In considering the authorities therefore upon this subject, it becomes necessary to examine the statutes under which the cases arose. The case of Sawyer v. The Inhabitants of Worthfield, 7 Cush., 490, so much relied upon by the counsel for the defendants, originated under the statute of Massachusetts making towns liable, “when no other sufficient provision was made for repairs.” The distinction between that case and the one at bar is the difference between a qualified and a general liability. So the case of State v. Gorham, 37 Maine, 461, came up under our statute of 1841, making towns positively liable. While that case, for this reason, is not directly in point, the reasoning of the court applies, with equal force, in the case under consideration. “The safety and convenience of those who travel upon our public ways,” observes Rice, J., in that case, “have ever been primary objects in the estimation of the legislature. The introduction of railroads and the frequency with which they cross public ways, as well under bridges, as at grade, has greatly increased the hazards of ordinary traveling. It is important that the most certain, prompt and efficient means should be provided against those new and increasing causes of inconvenience and danger to travelers. Towns have the general supervision of highways. By holding them primarily responsible a very much more convenient and *552certain remedy is afforded the public than could be had against private individuals or corporations.”

The court further remarks in that case that this construction of that statute does not discharge railroad corporations, or other parties, required by law to maintain and repair bridges or highways, from their liability to do so, and that towns have a remedy against such parties by mandamus, or by action on the ease.

A highway was laid out and established where the bridge in question stands. The bridge was rebuilt and kept in repair for several years by the town of Madison. That town is under the same legal liability to repair that highway that it is other highways within its h'mits.

It was not necessary to allege in the indictment the authority by which the highway was laid out. Therefore, the clause in the indictment, “as laid out by the town of Madison,” may be regarded as surplusage. The general allegation that the highway was situated in the town of Madison, and was duly and legally laid out and established, is sufficient to authorize the admission of evidence of its location by the county commissioners, or by that town, as the presiding justice ruled.

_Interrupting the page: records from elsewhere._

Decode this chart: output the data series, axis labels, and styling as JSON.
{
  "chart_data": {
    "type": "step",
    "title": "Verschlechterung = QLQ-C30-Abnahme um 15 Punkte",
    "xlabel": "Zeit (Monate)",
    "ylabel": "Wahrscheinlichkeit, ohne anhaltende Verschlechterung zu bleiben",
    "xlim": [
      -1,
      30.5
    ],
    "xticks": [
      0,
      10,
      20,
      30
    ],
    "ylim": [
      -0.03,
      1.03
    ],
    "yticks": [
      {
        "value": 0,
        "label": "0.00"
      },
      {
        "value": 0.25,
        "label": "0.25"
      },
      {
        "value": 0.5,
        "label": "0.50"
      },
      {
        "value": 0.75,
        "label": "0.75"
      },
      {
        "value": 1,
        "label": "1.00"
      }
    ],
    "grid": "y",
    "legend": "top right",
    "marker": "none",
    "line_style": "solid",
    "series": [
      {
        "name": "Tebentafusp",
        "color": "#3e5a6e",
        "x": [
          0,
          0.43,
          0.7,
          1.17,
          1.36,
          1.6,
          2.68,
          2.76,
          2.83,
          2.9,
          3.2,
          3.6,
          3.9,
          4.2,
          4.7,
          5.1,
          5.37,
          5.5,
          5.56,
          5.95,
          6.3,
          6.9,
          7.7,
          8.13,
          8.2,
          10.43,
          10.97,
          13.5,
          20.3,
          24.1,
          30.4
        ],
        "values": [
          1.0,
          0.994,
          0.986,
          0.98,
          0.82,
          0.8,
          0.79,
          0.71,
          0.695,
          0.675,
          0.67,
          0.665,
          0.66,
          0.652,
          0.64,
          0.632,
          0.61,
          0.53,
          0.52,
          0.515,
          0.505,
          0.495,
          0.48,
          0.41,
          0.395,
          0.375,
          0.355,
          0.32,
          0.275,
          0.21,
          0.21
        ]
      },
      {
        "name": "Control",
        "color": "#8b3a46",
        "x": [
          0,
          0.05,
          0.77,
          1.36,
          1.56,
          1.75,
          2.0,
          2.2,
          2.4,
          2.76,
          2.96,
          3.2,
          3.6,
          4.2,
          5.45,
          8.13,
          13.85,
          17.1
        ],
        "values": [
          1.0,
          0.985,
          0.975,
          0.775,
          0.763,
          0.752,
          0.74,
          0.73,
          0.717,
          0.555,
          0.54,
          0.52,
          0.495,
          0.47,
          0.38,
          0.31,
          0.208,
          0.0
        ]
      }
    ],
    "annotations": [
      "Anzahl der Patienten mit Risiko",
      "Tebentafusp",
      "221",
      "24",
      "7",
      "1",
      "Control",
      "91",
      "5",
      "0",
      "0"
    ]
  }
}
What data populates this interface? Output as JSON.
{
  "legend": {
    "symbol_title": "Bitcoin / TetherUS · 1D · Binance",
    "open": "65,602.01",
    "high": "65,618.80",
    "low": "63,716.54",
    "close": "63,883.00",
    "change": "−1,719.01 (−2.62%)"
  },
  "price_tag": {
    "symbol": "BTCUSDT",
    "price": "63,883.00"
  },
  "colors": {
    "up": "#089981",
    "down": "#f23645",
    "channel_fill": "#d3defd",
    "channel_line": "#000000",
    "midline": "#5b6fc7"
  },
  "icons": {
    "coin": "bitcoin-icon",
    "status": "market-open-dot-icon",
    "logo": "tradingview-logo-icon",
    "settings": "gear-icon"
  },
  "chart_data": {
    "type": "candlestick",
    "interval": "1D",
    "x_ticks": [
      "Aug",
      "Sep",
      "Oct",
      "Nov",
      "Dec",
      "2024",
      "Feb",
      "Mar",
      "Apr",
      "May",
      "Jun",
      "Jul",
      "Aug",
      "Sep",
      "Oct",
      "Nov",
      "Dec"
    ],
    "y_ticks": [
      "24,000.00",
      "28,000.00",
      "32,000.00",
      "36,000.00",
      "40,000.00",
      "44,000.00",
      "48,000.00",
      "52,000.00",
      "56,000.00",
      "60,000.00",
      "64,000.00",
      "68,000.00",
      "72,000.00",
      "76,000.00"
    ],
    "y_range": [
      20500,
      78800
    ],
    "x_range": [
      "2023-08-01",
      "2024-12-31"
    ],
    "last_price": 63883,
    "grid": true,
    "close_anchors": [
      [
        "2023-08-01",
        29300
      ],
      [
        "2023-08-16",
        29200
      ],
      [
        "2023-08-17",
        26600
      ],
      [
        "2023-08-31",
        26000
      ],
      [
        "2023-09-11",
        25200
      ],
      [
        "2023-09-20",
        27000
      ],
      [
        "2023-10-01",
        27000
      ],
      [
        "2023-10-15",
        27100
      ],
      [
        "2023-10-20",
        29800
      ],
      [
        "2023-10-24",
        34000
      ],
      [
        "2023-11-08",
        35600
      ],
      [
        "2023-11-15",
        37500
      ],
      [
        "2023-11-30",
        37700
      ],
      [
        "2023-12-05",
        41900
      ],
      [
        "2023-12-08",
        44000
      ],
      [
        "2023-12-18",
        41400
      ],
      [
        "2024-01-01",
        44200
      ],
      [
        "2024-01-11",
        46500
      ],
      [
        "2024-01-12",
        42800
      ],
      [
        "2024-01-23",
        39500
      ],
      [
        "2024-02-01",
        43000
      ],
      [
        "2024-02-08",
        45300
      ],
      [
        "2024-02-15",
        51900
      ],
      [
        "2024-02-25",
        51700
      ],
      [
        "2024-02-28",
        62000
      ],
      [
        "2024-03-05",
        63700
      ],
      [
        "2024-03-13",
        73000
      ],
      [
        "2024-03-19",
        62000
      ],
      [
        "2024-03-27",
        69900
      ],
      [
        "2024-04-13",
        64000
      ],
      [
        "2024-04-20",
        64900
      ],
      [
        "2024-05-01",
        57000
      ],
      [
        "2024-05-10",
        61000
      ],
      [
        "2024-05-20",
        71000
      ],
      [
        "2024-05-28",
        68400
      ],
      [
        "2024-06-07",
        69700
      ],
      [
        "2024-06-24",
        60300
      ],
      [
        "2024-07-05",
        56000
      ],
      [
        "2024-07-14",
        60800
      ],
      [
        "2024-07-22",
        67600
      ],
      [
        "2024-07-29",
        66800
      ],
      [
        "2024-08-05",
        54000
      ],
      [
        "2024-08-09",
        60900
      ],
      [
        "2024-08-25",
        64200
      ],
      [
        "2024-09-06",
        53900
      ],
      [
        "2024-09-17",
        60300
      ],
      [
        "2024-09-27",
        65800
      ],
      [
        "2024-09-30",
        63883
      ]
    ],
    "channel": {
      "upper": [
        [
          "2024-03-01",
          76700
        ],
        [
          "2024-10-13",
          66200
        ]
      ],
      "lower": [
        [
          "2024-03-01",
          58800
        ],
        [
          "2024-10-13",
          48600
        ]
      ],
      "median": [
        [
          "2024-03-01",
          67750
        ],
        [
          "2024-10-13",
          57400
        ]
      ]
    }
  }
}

Nor do we think it was necessary to set forth the width of the highway in the indictment. It has not been usual, we think, to do this in this State, whatever may have been the practice in England. The length, direction and.termini of the highway are distinctly alleged in the indictment. The defendants were thus sufficiently informed what highway was meant. An additional allegation of the width of the highway was not necessary to enable them to prepare their defence. It was incumbent on the State to show that the defects alleged existed within the limits of the highway, whether its width was alleged in the indictment or not. Failing in this the prosecution could not be sustained. The objection interposed by the defendants upon this branch of the case may have been pertinent to the sufficiency, but not to the competency, of the evidence offered. There was, therefore, no error in overruling this objection, and admitting the record evidence, offered to show *553the location of the highway both by the town of Madison and the county commissioners.

The highway described in the indictment was legally located and established in the town of Madison, and it was the duty of that town to keep it “safe and convenient for travelers.” The jury have found that the town neglected to discharge this duty, and we see no reason why their verdict should not stand.

Exceptions overruled.

Appleton, C. J., Walton, Barrows, Danforts and Virgin, JJ., concurred.